In this case I can say emphatically:  Do as I say, and do as I do!



  1. Tom your an inspiration and great example of what it means to be Godly man. Congrats on the bachelors degree.

  2. Congrats, Tom! Job well done! So glad you were able to put “paid” to that particular life goal. I like your reasoning for going back to school for a degree even though you obviously already had the expertise. I almost left college in my senior year; I am so glad some people talked me out of it. Great words of advice: Never Give Up!

  3. It’s wonderful to see that you earned a Bachelor’s degree, and I like the never give up slogan. It is way to easy in life to give up on a goal like a degree because of the challenges and changes it requires in your life style. Great to see that you succeeded : )

  4. Congrats on attaining that Lil bo Peep! I love you and am so proud of you that you DIDn’T give up! You hit this goal with a bullseye and a stupendous GPA to boot!

    Love you!

  5. TOM, HERE IS MY UPCOMING BLOG … inspired by yours …

    If you get up some Friday night about half way between your goodnight prayers and rooster’s first crow, think of me. I will have been up all night and I have been slugging it out to complete my masters’ degree. My class meets at 8:30 am on Saturday mornings, and I find that time the best to complete my assignments.

    I was inspired to reflect upon this upon reading an excellent blog by dear friend Thom Brennan:

    I know I have many talents, but being a grounded manager wasn’t one of them. So, I signed up for the MBA program through University of Phoenix. I got past the lies such as I wanted to go to a place with a large national football team or I wanted to be one of the cool kids. I chose to find more knowledge and lace the malt-o-meal between my ears with something more than then things that make me look smart watching Jeopardy. I admire those who like knowledge. For me, classroom learning has been a struggle. But I faced the bucket of fears and did it anyways … Fire, ready, aim!

    I can say I use it, which has been the biggest argument which keener minds have used against me. I wanted something third party, as opposed to the business coaches that kept telling they could straighten me and my company out.

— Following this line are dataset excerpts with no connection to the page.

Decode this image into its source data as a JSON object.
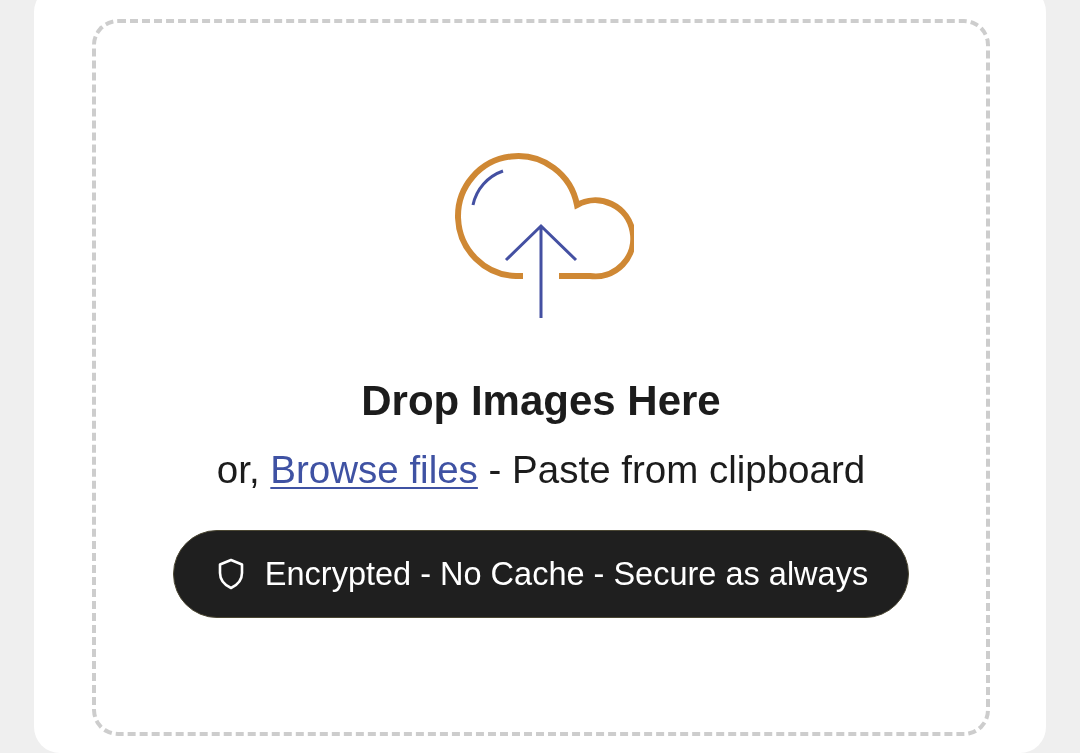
{
  "upload_area": {
    "title": "Drop Images Here",
    "instructions": {
      "prefix": "or,",
      "link": "Browse files",
      "suffix": "- Paste from clipboard"
    },
    "notice": "Encrypted - No Cache - Secure as always"
  }
}
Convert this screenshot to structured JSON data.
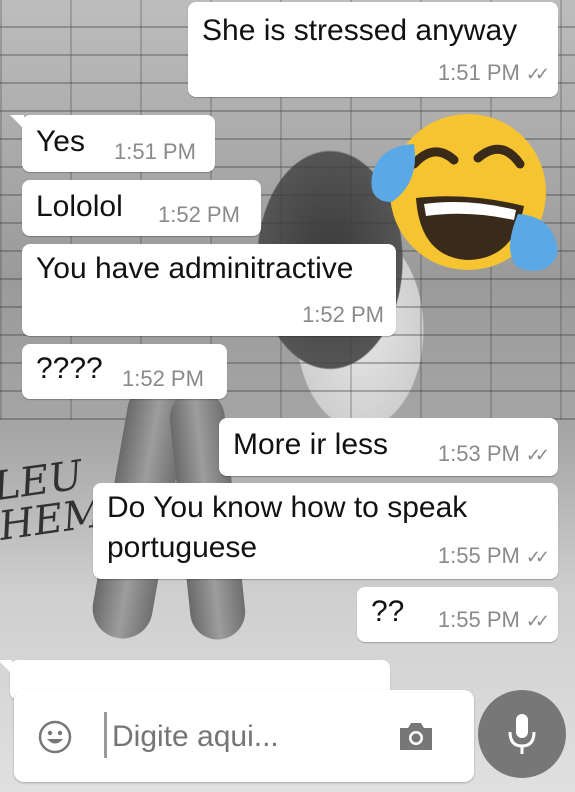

    I have to laugh, at age 50, I am one of the three oldest students. I expected many more. Over two-thirds of my class are women. I just am concerned that the good ol’ boys are going to be lost in the tsunami of managers and leaders who want it more, and are willing to validate it to get more. They say that the number of guys going to school is dropping.

    The light at the end of the tunnel, Graduation, is now approaching. I finish my last class in May and walk commencement in June. I always feel like Curly of the Three Stooges in a gown and mortarboard, and that I should break in to a little chorus of Swingin’ The Alphabet (You know the tune, B …a … Bay … B …e .. Bee .. )

    My goal is simple and practical. Use the degree and put the knowledge to work. Of course, I want to be celebrated and respected for it. But the willingness to engage in a process of self mastery and achievement is where its at.